A few typographic terms before we get started. Kerning is the process of optically adjusting the spacing between letters, by hand in most cases, to produce a more even end result. Hinting is the adjustment of type outlines, a willful distortion of the letterforms to help them fit the pixel grid. The difference is that you will most likely never need to hint (it’s done by the designer/foundry before font distribution) but kerning is an essential monkeywrench for your toolbox. And finally, anti-aliasing is the softening of jagged pixellated curves through interpolation.
The two lines of text pictured above show the difference between type set simply by entering and forgetting about it (top), and type that has been manually kerned (bottom). As digital type has matured, the defaults are getting rather good. Hinting of the more common professional typefaces is generally done well, but manual work by the designer is often still needed to take it the extra mile.
However, when you hit a certain size with your type, it becomes hard to apply traditional kerning reliably. 12 pixel high type rarely benefits, unless the gaps are too obvious to ignore.

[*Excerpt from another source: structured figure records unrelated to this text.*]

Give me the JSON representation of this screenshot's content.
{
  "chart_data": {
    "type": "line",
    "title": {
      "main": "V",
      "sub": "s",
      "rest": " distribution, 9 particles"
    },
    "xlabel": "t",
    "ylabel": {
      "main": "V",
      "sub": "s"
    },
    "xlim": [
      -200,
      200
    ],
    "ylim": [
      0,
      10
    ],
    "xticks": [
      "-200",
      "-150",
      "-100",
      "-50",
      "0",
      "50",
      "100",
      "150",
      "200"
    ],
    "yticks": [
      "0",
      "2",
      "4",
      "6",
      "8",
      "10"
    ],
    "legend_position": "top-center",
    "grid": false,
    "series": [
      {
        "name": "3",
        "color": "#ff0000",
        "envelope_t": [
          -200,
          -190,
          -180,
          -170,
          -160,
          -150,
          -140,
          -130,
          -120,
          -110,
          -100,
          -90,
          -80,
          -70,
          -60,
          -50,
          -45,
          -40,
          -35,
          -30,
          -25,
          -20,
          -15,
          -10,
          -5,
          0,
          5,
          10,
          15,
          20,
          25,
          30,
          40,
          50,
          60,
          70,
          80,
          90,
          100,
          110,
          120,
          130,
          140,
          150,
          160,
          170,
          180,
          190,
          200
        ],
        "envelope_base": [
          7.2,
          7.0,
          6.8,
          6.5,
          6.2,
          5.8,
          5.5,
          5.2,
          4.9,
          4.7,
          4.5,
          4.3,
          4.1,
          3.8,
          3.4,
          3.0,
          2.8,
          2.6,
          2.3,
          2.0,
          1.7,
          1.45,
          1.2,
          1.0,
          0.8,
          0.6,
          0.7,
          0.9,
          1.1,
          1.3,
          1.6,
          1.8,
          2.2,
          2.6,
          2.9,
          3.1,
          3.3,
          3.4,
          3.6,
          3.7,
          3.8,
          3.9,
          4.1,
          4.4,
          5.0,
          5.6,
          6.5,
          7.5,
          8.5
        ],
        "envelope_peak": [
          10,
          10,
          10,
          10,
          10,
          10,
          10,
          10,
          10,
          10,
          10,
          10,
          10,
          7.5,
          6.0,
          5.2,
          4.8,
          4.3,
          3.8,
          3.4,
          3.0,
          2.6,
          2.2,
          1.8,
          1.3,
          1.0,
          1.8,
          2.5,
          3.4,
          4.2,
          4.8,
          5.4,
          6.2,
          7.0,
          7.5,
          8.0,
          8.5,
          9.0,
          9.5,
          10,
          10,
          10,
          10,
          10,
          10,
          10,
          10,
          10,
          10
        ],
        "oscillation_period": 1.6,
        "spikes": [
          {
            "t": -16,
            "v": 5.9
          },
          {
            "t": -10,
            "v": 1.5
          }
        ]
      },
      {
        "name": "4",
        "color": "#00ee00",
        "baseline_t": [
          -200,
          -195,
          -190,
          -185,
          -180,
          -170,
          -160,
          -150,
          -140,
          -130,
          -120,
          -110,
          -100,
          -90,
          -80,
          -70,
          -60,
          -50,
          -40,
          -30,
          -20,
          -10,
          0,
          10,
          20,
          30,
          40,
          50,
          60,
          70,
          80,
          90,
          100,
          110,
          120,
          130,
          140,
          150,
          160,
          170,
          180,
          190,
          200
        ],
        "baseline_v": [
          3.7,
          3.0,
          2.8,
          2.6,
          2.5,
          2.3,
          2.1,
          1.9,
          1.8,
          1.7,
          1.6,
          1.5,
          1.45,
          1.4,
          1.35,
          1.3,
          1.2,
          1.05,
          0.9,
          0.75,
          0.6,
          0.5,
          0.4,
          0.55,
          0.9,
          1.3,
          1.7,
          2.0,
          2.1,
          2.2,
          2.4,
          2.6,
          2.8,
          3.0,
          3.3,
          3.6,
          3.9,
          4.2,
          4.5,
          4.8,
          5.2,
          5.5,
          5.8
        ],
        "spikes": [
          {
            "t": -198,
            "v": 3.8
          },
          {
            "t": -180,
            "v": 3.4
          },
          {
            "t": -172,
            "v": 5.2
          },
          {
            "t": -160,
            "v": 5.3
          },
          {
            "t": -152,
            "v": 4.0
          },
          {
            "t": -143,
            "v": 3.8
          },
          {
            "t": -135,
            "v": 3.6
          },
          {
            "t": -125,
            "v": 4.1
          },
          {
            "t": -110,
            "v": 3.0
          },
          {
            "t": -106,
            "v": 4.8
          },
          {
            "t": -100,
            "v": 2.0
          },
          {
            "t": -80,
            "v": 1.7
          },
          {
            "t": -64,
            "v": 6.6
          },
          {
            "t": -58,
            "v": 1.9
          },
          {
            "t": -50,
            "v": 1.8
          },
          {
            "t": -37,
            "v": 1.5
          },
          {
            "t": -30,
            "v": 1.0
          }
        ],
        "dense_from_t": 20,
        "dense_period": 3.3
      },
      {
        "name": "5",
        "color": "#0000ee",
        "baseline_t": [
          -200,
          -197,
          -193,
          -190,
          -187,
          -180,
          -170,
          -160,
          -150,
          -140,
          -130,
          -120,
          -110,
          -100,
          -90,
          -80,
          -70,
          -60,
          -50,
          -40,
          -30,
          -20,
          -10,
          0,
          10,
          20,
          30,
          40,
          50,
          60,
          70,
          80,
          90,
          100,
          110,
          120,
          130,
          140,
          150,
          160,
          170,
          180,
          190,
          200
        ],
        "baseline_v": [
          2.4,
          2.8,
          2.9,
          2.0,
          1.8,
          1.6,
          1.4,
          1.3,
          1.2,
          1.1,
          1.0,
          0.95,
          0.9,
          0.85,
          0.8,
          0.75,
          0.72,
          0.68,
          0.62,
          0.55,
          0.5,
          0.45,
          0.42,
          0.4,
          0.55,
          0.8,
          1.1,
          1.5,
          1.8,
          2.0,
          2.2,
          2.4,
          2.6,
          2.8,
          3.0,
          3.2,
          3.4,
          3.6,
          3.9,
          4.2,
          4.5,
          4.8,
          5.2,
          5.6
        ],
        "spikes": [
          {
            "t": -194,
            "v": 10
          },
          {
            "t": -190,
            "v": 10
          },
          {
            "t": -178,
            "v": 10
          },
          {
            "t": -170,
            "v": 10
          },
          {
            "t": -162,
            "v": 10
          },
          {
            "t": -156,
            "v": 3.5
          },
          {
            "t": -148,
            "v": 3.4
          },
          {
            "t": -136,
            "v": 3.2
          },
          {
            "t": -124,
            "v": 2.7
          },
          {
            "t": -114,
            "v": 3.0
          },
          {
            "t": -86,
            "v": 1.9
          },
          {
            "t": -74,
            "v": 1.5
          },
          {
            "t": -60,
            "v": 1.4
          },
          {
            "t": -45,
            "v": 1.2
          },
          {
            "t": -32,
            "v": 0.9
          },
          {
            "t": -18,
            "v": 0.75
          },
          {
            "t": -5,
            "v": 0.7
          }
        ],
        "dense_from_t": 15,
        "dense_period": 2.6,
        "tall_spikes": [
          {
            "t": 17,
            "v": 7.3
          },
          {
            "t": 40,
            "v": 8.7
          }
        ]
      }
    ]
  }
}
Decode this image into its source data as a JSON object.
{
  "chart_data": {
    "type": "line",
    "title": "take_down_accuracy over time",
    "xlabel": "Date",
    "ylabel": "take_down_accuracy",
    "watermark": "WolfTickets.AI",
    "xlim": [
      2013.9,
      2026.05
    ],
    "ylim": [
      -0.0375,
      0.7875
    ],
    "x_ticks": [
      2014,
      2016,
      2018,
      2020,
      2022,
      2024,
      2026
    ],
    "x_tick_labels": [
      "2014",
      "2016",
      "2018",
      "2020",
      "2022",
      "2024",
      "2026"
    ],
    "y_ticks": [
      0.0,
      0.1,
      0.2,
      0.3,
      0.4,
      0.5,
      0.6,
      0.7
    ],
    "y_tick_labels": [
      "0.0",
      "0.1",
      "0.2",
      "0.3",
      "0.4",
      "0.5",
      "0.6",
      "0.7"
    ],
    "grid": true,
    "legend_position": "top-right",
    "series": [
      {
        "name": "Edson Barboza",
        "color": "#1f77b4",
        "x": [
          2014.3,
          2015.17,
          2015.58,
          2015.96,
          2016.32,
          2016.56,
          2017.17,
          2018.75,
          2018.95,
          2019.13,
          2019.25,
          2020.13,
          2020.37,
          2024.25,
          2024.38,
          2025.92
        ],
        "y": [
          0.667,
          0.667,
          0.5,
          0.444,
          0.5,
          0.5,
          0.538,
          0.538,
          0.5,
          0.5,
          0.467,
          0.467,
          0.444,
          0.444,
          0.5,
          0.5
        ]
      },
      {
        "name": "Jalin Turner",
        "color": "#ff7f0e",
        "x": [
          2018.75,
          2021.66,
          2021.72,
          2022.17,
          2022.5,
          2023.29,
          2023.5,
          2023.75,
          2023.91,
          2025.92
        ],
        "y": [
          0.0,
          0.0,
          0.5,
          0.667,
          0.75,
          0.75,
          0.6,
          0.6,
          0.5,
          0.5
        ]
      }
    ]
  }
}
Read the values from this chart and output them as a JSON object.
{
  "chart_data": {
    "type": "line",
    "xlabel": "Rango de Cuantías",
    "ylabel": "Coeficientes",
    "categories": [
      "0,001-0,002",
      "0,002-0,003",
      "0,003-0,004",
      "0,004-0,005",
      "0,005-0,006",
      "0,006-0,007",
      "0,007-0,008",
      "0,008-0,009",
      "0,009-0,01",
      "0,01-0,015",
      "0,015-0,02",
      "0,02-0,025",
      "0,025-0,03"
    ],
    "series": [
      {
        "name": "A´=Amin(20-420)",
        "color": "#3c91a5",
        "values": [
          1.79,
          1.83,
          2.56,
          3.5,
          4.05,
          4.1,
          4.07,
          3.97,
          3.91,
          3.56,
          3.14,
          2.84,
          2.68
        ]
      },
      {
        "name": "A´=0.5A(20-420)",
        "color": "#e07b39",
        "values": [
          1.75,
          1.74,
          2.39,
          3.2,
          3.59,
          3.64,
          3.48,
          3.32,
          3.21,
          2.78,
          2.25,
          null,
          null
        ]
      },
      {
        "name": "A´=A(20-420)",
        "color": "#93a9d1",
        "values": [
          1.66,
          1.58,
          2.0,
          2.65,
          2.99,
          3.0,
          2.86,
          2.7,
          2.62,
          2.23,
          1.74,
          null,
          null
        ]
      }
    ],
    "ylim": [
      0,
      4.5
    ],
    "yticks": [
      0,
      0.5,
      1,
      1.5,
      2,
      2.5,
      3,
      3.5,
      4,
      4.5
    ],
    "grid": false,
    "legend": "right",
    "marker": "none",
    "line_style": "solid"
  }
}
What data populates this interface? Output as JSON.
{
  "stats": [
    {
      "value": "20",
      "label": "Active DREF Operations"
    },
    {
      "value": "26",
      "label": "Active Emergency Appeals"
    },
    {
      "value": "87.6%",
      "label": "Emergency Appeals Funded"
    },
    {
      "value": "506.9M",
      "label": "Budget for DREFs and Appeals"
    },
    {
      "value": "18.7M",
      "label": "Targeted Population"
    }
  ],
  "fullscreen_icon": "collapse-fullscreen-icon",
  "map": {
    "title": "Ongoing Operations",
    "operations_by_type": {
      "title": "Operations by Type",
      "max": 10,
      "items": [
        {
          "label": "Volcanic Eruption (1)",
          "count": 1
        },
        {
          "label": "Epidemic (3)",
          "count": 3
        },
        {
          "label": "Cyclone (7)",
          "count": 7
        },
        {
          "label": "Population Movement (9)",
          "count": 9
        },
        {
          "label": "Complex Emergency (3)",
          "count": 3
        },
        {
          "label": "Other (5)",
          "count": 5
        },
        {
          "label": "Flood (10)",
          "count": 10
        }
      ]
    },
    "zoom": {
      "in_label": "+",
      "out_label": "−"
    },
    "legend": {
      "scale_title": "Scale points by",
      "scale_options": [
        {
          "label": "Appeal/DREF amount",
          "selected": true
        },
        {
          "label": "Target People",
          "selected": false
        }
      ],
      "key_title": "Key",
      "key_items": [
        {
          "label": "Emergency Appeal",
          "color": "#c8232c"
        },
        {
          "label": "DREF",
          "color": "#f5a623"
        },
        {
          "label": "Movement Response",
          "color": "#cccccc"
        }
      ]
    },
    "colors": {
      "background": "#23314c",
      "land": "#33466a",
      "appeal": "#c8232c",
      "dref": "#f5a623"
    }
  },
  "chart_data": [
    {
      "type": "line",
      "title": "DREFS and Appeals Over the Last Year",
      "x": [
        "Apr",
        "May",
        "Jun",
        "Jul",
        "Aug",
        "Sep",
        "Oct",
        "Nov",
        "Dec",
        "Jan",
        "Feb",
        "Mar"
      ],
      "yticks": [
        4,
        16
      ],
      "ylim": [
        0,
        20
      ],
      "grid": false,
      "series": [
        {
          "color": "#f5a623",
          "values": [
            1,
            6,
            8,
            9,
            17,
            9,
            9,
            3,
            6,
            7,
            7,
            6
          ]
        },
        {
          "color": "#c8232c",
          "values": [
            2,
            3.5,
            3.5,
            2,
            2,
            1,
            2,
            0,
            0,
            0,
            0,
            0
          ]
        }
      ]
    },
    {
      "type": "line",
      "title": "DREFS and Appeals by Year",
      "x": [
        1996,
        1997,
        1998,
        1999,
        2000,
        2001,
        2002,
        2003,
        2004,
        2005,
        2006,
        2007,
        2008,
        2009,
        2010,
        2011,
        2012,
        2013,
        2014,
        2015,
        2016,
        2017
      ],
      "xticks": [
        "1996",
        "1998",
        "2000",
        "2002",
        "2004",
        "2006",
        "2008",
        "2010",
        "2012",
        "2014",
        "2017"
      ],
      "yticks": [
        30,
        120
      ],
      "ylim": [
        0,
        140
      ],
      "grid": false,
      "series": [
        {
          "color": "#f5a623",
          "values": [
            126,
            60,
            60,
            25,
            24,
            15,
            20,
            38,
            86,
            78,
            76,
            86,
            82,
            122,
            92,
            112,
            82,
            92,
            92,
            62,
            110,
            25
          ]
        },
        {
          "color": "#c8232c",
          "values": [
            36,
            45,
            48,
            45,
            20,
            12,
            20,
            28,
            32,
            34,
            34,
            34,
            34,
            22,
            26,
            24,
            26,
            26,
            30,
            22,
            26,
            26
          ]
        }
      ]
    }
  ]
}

This is because when working with small enough sizes, a whole new set of problems is introduced. The algorithms used to generate type hit the pixel barrier: no stroke or curve can be reduced smaller than a single pixel in width. Anti-aliasing offers a method around this, by half-toning two or three pixels instead of setting one to full intensity. The optical effect is a smoother curve, which will often appear thinner.
But anti-aliasing is problematic, as the extra pixels add blur. And since it’s an all-or-nothing proposition, you will find them blurring in spots that you really would rather they didn’t.
In the above image, you’ll notice the stems (vertical strokes on either side) of the U are two grey pixels thick, instead of a single black pixel. The type display algorithm has essentially decided the center line for each stroke falls between the two pixels, so each is shaded. It’s hard for the software, but easy for us to see that this results in a blurry U. Fortunately the tools exist that allow us to fix it.
The Photoshop dialogue at right highlights the adjustment tool you’ll be looking for. By specifying a positive or negative integer, you control how much space displays between each letter. This is the same spot you’d go to kern. Note that your cursor has to be placed between two letters in order to work, without either highlighted.
For the purposes of our aliasing however, we’re not so much concerned about the letter spacing as we are of where the type falls on the pixel grid. By playing with the values, it’s possible to bump each letter off whatever axis is causing it to render sloppy, and tighten up the letters.
The dropdown shown above has some default values you can choose from, but often times you’ll want to add a number in between those, which you have to type. That gets tedious. I just discovered this week that by hitting Option + (left or right arrow) [Mac] or ALT + (left or right arrow) [Win], you can adjust the spacing in increments of 20, which in most cases is good enough.
Compare and contrast the above images. Subtle changes can make a world of difference to final legibility.